His sister did not take questions after reading the statement and walked back into the house.
Neither of McCoy's parents, both state employees, could be reached Tuesday and neither was at work.
A hand-written sign on the door at his father's house said, "We do not want to speak to the media."
His most recent speeding ticket was on Nov. 4, after the first five shootings but before investigators saw the pattern.
In a missing-person's report filed Monday, McCoy's mother, Ardith, said her son was upset over a possible move.
She said he withdrew $600 from a bank account and left home Friday for GameWorks, a restaurant and bar that features video games, at a nearby mall. GameWorks' general manager said he did not know McCoy.
The sheriff's office was looking for a four-door, dark-green 1999 Geo Metro with a black hood. The Ohio license tag is CGV7387.
The description of the car and McCoy were similar to what witnesses told investigators they saw in the three most recent shootings.
Neighbors on McCoy's street of tidy vinyl-sided homes didn't know much about the suspect or his mother, said Nicole Sewald, 28, who lives across the street. Her 8-year-old son attends Hamilton Central Elementary School, where one of the sniper's bullets struck a window in November.
The McCoys moved there about a year ago, did some repairs and put the house back up for sale.

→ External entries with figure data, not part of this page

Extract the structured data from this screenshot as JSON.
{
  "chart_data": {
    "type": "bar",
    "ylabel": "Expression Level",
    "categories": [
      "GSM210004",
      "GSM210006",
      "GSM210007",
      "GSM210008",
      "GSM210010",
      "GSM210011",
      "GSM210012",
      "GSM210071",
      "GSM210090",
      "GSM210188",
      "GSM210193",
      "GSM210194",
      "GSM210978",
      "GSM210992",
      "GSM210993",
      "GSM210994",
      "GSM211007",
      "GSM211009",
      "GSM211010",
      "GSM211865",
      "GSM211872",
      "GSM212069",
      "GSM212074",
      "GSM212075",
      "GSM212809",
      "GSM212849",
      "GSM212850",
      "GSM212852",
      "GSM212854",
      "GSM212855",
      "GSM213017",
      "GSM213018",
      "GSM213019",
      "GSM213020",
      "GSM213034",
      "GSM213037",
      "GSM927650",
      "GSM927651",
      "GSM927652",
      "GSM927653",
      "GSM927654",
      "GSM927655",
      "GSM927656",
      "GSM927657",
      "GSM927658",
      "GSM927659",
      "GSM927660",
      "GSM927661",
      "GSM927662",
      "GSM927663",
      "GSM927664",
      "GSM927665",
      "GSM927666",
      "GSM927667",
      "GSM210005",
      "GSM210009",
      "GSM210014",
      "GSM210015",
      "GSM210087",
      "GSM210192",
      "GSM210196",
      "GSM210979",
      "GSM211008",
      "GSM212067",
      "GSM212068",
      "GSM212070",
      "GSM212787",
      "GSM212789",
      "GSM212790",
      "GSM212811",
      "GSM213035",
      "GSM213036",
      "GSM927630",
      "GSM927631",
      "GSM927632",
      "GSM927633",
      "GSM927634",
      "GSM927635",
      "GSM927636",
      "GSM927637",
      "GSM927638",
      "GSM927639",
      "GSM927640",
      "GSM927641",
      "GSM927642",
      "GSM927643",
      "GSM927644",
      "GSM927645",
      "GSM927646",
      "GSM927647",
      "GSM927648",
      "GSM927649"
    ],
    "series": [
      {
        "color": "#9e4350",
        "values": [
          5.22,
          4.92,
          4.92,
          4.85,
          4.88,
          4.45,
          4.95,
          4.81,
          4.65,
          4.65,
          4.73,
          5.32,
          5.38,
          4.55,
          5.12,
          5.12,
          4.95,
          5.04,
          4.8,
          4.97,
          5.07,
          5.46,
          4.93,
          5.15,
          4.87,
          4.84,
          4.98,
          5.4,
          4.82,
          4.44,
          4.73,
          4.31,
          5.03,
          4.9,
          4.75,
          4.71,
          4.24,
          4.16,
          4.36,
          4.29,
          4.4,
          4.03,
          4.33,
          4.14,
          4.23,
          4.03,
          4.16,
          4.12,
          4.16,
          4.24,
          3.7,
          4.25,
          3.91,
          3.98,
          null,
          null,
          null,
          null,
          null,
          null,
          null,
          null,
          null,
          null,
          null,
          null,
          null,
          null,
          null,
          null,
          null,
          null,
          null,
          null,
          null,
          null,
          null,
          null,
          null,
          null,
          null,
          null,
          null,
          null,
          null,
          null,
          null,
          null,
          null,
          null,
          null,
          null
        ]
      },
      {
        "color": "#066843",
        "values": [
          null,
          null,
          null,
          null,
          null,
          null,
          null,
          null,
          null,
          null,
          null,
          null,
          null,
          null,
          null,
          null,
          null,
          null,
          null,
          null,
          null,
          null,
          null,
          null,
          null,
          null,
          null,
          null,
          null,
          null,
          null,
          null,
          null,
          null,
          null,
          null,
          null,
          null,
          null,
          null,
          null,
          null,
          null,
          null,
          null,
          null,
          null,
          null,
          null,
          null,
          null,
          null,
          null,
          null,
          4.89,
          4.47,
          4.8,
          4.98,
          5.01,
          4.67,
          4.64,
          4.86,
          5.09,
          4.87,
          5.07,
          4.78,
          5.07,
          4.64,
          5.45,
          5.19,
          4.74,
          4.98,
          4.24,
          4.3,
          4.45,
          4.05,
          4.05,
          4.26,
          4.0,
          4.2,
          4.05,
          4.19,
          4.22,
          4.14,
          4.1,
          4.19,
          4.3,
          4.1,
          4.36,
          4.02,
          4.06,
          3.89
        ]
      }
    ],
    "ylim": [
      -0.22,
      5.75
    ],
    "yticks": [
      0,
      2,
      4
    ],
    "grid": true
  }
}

The garage doors at the house had been splattered with eggs. Three eggs were stuck to the garage's two tan doors. Police said they did not know who hurled the eggs or when they were thrown.
"They pretty much stayed in their house when they were home except when he was working in the yard," Sewald said.
Keith Lahr, 38, has lived across the street from McCoy's house since it was built about six years ago. He said he told his 17-year-old daughter to avoid I-270 when going to visit her grandparents in nearby Grove City.
"Here we should be scared going down our street," Lahr said.
Residents and commuters near the highway expressed relief a suspect was known, if not in custody.
"I kind of figured the guy was local," Ed Urban, 57, said as he pumped gas near McCoy's home. "I'm probably less worried now, knowing the guy is on the run."
Don Colvin, 39, who drives in the area as part of his job with ADT Security Systems, said he would keep watching overpasses - the site of several of the shootings - until there's an arrest.